In a 2014 Sight and Sound poll, film critics voted Night and Fog the fourth best documentary film of all time.

=== German versions ===
On 29 June 1956, a contract was signed between Argos Films and the German Office for Press and Information (West Germany) to produce a German language version of the film. Jean Cayrol wished that Paul Celan serve as translator. Despite alterations requested by the German Federal Press Office, Celan refused to change the text. Celan's translation was recorded by narrator Kurt Glass in Paris on 26 October 1956.

Although shown during the Leipzig Film Week in November 1956, the East German state film company DEFA accused Celan of mistranslation—a pretext for creating a version of the text in line with the communist ideals of East Germany. Upon realization that Film Polski owned the distribution rights to the film for the Eastern Bloc, DEFA went ahead and produced a German-language version with a translation by Henryk Keisch, recorded by Raimund Schelcher. Argos Film's dissatisfaction with DEFA and Film Polski's action led to non-renewal of the film's license, resulting in this version of the film shown only between 1960 and 1963.

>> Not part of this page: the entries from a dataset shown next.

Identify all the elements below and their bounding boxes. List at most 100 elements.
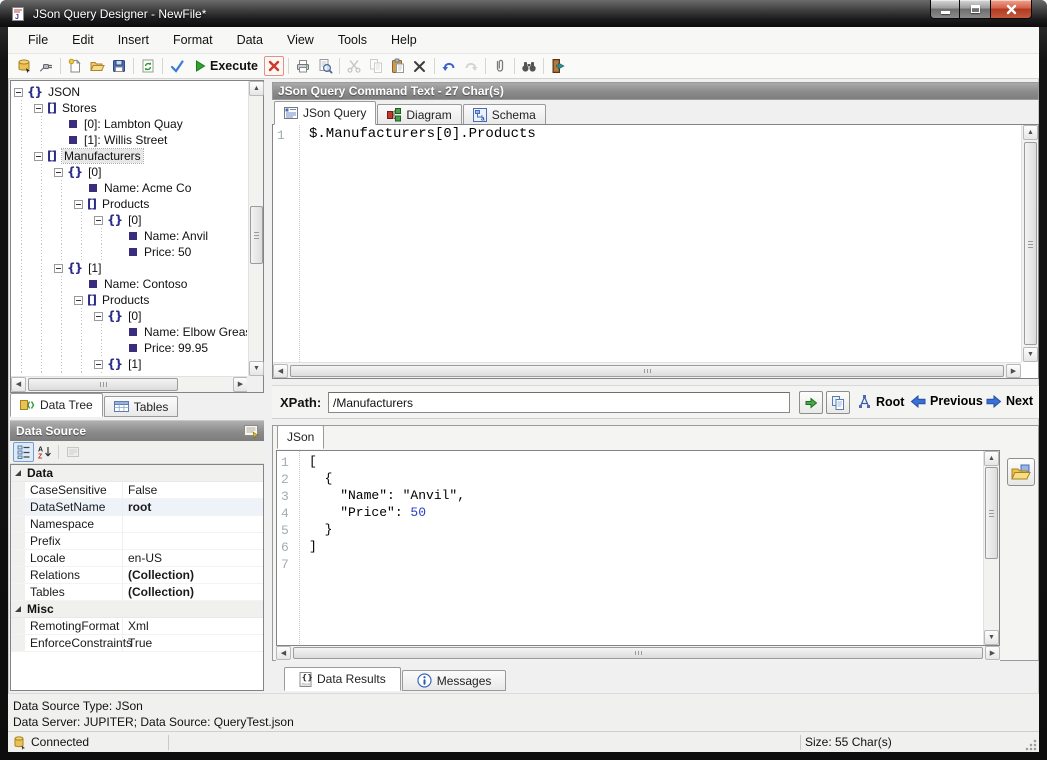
xpath-previous-button[interactable]: Previous	[910, 394, 983, 408]
attach-button[interactable]	[489, 55, 511, 77]
collapse-icon[interactable]	[14, 88, 23, 97]
minimize-button[interactable]	[930, 0, 960, 19]
property-category[interactable]: Misc	[11, 601, 263, 618]
scroll-up-arrow[interactable]: ▲	[1023, 125, 1038, 140]
copy-button[interactable]	[365, 55, 387, 77]
close-button[interactable]	[990, 0, 1032, 19]
scroll-up-arrow[interactable]: ▲	[984, 451, 999, 466]
xpath-input[interactable]	[328, 392, 790, 413]
scrollbar-thumb[interactable]	[290, 365, 1004, 377]
tab-json-result[interactable]: JSon	[277, 425, 324, 449]
menu-item-insert[interactable]: Insert	[106, 28, 161, 52]
collapse-icon[interactable]	[34, 104, 43, 113]
menu-item-tools[interactable]: Tools	[326, 28, 379, 52]
save-button[interactable]	[108, 55, 130, 77]
tree-node[interactable]: {}[0]	[12, 164, 247, 180]
code-line[interactable]: $.Manufacturers[0].Products	[309, 126, 1021, 143]
tab-messages[interactable]: Messages	[402, 670, 507, 691]
menu-item-help[interactable]: Help	[379, 28, 429, 52]
scrollbar-thumb[interactable]	[28, 378, 178, 391]
tree-node[interactable]: {}[0]	[12, 308, 247, 324]
collapse-icon[interactable]	[54, 264, 63, 273]
collapse-icon[interactable]	[74, 200, 83, 209]
property-row[interactable]: DataSetNameroot	[11, 499, 263, 516]
exit-button[interactable]	[547, 55, 569, 77]
xpath-next-button[interactable]: Next	[986, 394, 1033, 408]
collapse-icon[interactable]	[94, 360, 103, 369]
property-category[interactable]: Data	[11, 465, 263, 482]
refresh-button[interactable]	[137, 55, 159, 77]
tab-data-results[interactable]: {}JSon Data Results	[284, 667, 401, 691]
results-code-area[interactable]: [ { "Name": "Anvil", "Price": 50 } ]	[301, 451, 983, 644]
resize-grip[interactable]	[1025, 738, 1038, 751]
results-vertical-scrollbar[interactable]: ▲ ▼	[983, 451, 999, 645]
category-expand-icon[interactable]	[15, 470, 21, 476]
delete-button[interactable]	[409, 55, 431, 77]
vertical-splitter[interactable]	[264, 80, 272, 691]
tree-node[interactable]: [1]: Willis Street	[12, 132, 247, 148]
tree-node[interactable]: {}[1]	[12, 260, 247, 276]
property-row[interactable]: Tables(Collection)	[11, 584, 263, 601]
scroll-left-arrow[interactable]: ◀	[273, 364, 288, 378]
scroll-up-arrow[interactable]: ▲	[249, 81, 264, 96]
scroll-right-arrow[interactable]: ▶	[1006, 364, 1021, 378]
results-editor[interactable]: 1 2 3 4 5 6 7 [ { "Name": "Anvil", "Pric…	[276, 450, 1000, 646]
tree-node[interactable]: Name: Contoso	[12, 276, 247, 292]
tree-node[interactable]: {}[1]	[12, 356, 247, 372]
scroll-right-arrow[interactable]: ▶	[233, 377, 248, 392]
property-row[interactable]: Localeen-US	[11, 550, 263, 567]
tree-horizontal-scrollbar[interactable]: ◀ ▶	[11, 376, 248, 392]
property-row[interactable]: Prefix	[11, 533, 263, 550]
query-vertical-scrollbar[interactable]: ▲ ▼	[1021, 125, 1038, 362]
scroll-down-arrow[interactable]: ▼	[249, 361, 264, 376]
scroll-left-arrow[interactable]: ◀	[11, 377, 26, 392]
tab-tables[interactable]: Tables	[104, 396, 179, 417]
property-row[interactable]: Relations(Collection)	[11, 567, 263, 584]
menu-item-format[interactable]: Format	[161, 28, 225, 52]
print-button[interactable]	[292, 55, 314, 77]
xpath-go-button[interactable]	[799, 391, 823, 414]
xpath-copy-button[interactable]	[826, 391, 850, 414]
tree-node[interactable]: []Manufacturers	[12, 148, 247, 164]
tree-node[interactable]: [0]: Lambton Quay	[12, 116, 247, 132]
property-row[interactable]: CaseSensitiveFalse	[11, 482, 263, 499]
query-editor[interactable]: 1 $.Manufacturers[0].Products ▲ ▼ ◀ ▶	[272, 124, 1039, 379]
categorized-button[interactable]	[13, 442, 34, 462]
print-preview-button[interactable]	[314, 55, 336, 77]
tree-node[interactable]: {}[0]	[12, 212, 247, 228]
cut-button[interactable]	[343, 55, 365, 77]
query-code-area[interactable]: $.Manufacturers[0].Products	[301, 125, 1021, 362]
alphabetical-sort-button[interactable]: AZ	[34, 442, 55, 462]
maximize-button[interactable]	[960, 0, 990, 19]
properties-icon[interactable]	[243, 424, 260, 439]
collapse-icon[interactable]	[74, 296, 83, 305]
tree-vertical-scrollbar[interactable]: ▲ ▼	[248, 81, 263, 376]
tree-node[interactable]: {}JSON	[12, 84, 247, 100]
find-button[interactable]	[518, 55, 540, 77]
stop-button[interactable]	[263, 55, 285, 77]
tree-node[interactable]: Name: Anvil	[12, 228, 247, 244]
tree-node[interactable]: []Products	[12, 292, 247, 308]
undo-button[interactable]	[438, 55, 460, 77]
tab-data-tree[interactable]: Data Tree	[10, 393, 103, 417]
scroll-down-arrow[interactable]: ▼	[1023, 347, 1038, 362]
tree-node[interactable]: Name: Elbow Grease	[12, 324, 247, 340]
data-source-button[interactable]	[13, 55, 35, 77]
property-row[interactable]: EnforceConstraintsTrue	[11, 635, 263, 652]
tree-node[interactable]: Name: Headlight Flui	[12, 372, 247, 375]
property-pages-button[interactable]	[62, 442, 83, 462]
tree-node[interactable]: Price: 99.95	[12, 340, 247, 356]
scroll-down-arrow[interactable]: ▼	[984, 630, 999, 645]
tree-node[interactable]: Name: Acme Co	[12, 180, 247, 196]
open-file-button[interactable]	[86, 55, 108, 77]
redo-button[interactable]	[460, 55, 482, 77]
menu-item-data[interactable]: Data	[225, 28, 275, 52]
property-row[interactable]: RemotingFormatXml	[11, 618, 263, 635]
collapse-icon[interactable]	[54, 168, 63, 177]
collapse-icon[interactable]	[94, 216, 103, 225]
xpath-root-button[interactable]: Root	[857, 394, 904, 409]
export-results-button[interactable]	[1007, 458, 1035, 486]
tree-node[interactable]: []Stores	[12, 100, 247, 116]
tab-schema[interactable]: a Schema	[463, 104, 546, 125]
title-bar[interactable]: J JSon Query Designer - NewFile*	[0, 0, 1047, 27]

In 1974, Night and Fog was telecast in East Germany in a series "Films Against Fascism". A new German translation was desired, but as the original film soundtrack components were unavailable, a completely new audio track was created. Evelin Matschke wrote the text, basing it on the French audio track, which was read by Erwin Geschonneck. Manfred Grabs (of the Academy of Arts, Berlin, where Eisler's manuscripts are held) prepared new performance materials. The orchestral score was recorded by the Berlin Radio Symphony Orchestra (East Berlin) with Eugen Schneider conducting.

===Home media===
A DVD edition of Night and Fog was released by The Criterion Collection on 23 June 2003. It restores the scene of the French officer that was censored in France on the film's initial release. The film was released on Blu-ray in 2016, remastered in 4K from the original camera negative.

==Historical accuracy==
The film relates that the Nazis used human corpses to make soap, a claim now seen by modern scholarship as a myth arising from wartime rumours.

==Cultural influences==
Alan Pakula studied Night and Fog when he was writing the 1982 film adaptation of Sophie’s Choice, William Styron's 1979 novel about a Polish-Catholic survivor of Auschwitz.

Nagisa Oshima titled his 1960 film Night and Fog in Japan after Resnais's film. Though Night and Fog had not premiered in Japan until 1963, Oshima had read about the film and titled his work before seeing Resnais's version.

Michael Haneke criticized films such as Downfall (2004) and Schindler's List (1993) for manipulating the audience to perceive events subjectively and not giving any room for an objective point of view. In contrast, he praised Night and Fog for its portrayal of such historical events.